(Kethu: Treebank "Constituency" Bahasa Indonesia dalam Format Penn Treebank)
We revised and converted an Indonesian constituency treebank built by Dinakaramani et al. (2015) to the Penn Treebank format, a de-facto standard in creating the constituency treebank. We named this treebank Kethu, a name of a forest in Wonosobo. Why a forest? Because the treebank contains parse trees, as the forest contains trees ;-)
Characteristics of the treebank:
- Number of sentences: 1030
- Average sentence length: 27.4 tokens/sentence
- Genre: news in formal Indonesian
2020-10-27 v2.0
- revised the POS tagging and syntactic annotation for compound words
- revised the tokenization, POS tagging and syntactic annotation for predicate nominalization cases
- revised the syntactic annotation for noun phrases containing numerical expression (especially QP)
- changed the POS tag for 'Rp' and the similar tokens from SYM to NN
2019-09-01 v1.0
- revised the bracketing format to PTB format
- revised the POS tag set and adjusted the POS tagging
- resolved missing punctuations, typo, incorrect reported speech annotation, etc.

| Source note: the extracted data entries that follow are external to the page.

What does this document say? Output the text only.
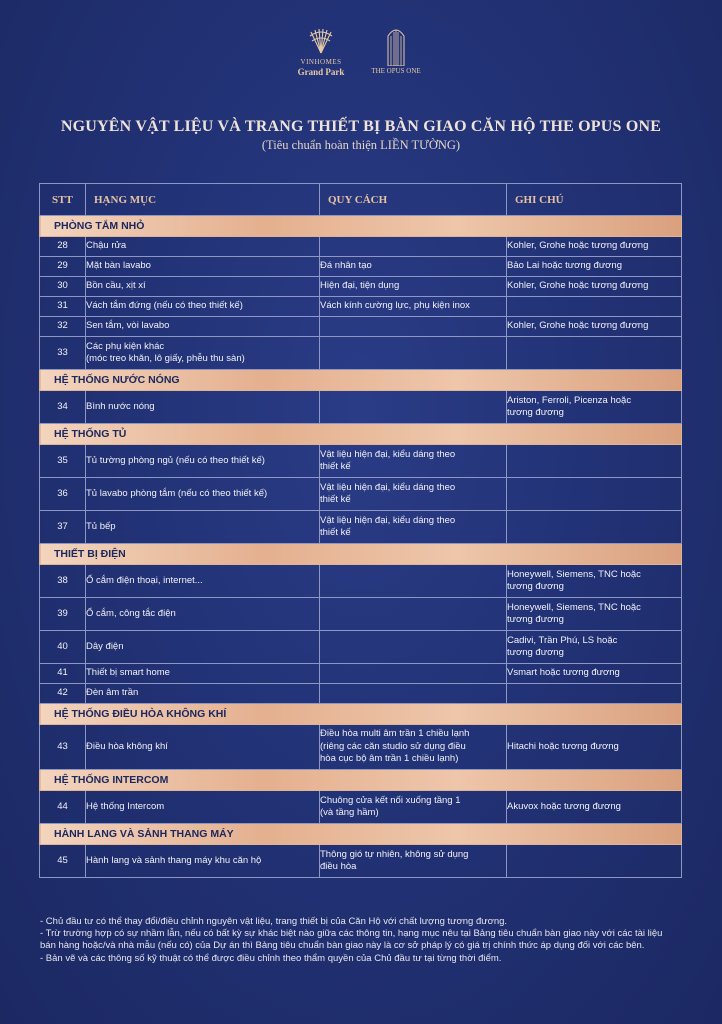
VINHOMES
Grand Park	THE OPUS ONE
NGUYÊN VẬT LIỆU VÀ TRANG THIẾT BỊ BÀN GIAO CĂN HỘ THE OPUS ONE
(Tiêu chuẩn hoàn thiện LIỀN TƯỜNG)
STT	HẠNG MỤC	QUY CÁCH	GHI CHÚ
PHÒNG TẮM NHỎ			
28	Chậu rửa		Kohler, Grohe hoặc tương đương
29	Mặt bàn lavabo	Đá nhân tạo	Bảo Lai hoặc tương đương
30	Bồn cầu, xịt xí	Hiện đại, tiện dụng	Kohler, Grohe hoặc tương đương
31	Vách tắm đứng (nếu có theo thiết kế)	Vách kính cường lực, phụ kiện inox	
32	Sen tắm, vòi lavabo		Kohler, Grohe hoặc tương đương
33	Các phụ kiện khác
(móc treo khăn, lô giấy, phễu thu sàn)		
HỆ THỐNG NƯỚC NÓNG			
34	Bình nước nóng		Ariston, Ferroli, Picenza hoặc
tương đương
HỆ THỐNG TỦ			
35	Tủ tường phòng ngủ (nếu có theo thiết kế)	Vật liệu hiện đại, kiểu dáng theo
thiết kế	
36	Tủ lavabo phòng tắm (nếu có theo thiết kế)	Vật liệu hiện đại, kiểu dáng theo
thiết kế	
37	Tủ bếp	Vật liệu hiện đại, kiểu dáng theo
thiết kế	
THIẾT BỊ ĐIỆN			
38	Ổ cắm điện thoại, internet...		Honeywell, Siemens, TNC hoặc
tương đương
39	Ổ cắm, công tắc điện		Honeywell, Siemens, TNC hoặc
tương đương
40	Dây điện		Cadivi, Trần Phú, LS hoặc
tương đương
41	Thiết bị smart home		Vsmart hoặc tương đương
42	Đèn âm trần		
HỆ THỐNG ĐIỀU HÒA KHÔNG KHÍ			
43	Điều hòa không khí	Điều hòa multi âm trần 1 chiều lạnh
(riêng các căn studio sử dụng điều
hòa cục bộ âm trần 1 chiều lạnh)	Hitachi hoặc tương đương
HỆ THỐNG INTERCOM			
44	Hệ thống Intercom	Chuông cửa kết nối xuống tầng 1
(và tầng hầm)	Akuvox hoặc tương đương
HÀNH LANG VÀ SẢNH THANG MÁY			
45	Hành lang và sảnh thang máy khu căn hộ	Thông gió tự nhiên, không sử dụng
điều hòa	
- Chủ đầu tư có thể thay đổi/điều chỉnh nguyên vật liệu, trang thiết bị của Căn Hộ với chất lượng tương đương.
- Trừ trường hợp có sự nhầm lẫn, nếu có bất kỳ sự khác biệt nào giữa các thông tin, hạng mục nêu tại Bảng tiêu chuẩn bàn giao này với các tài liệu bán hàng hoặc/và nhà mẫu (nếu có) của Dự án thì Bảng tiêu chuẩn bàn giao này là cơ sở pháp lý có giá trị chính thức áp dụng đối với các bên.
- Bản vẽ và các thông số kỹ thuật có thể được điều chỉnh theo thẩm quyền của Chủ đầu tư tại từng thời điểm.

- Ika Alfina and Jessica Naraiswari Arwidarasti
The explanation on why and how we convert that treebank can be read in our paper:
Jessica Naraiswari Arwidarasti, Ika Alfina, and Adila Alfa Krisnadhi. "Adjusting Indonesian Compound Words Annotation to the Penn Treebank Format". In the Proceeding of The 2019 International Conference of Asian Language Processing (IALP) 2020 in Kuala Lumpur, Malaysia, 4-6 Desember 2020. (accepted)
Jessica Naraiswari Arwidarasti, Ika Alfina, and Adila Alfa Krisnadhi. "Converting an Indonesian Constituency Treebank to the Penn Treebank Format". In the Proceeding of The 2019 International Conference of Asian Language Processing (IALP 2019) in Shanghai, China, 15-17 November 2019.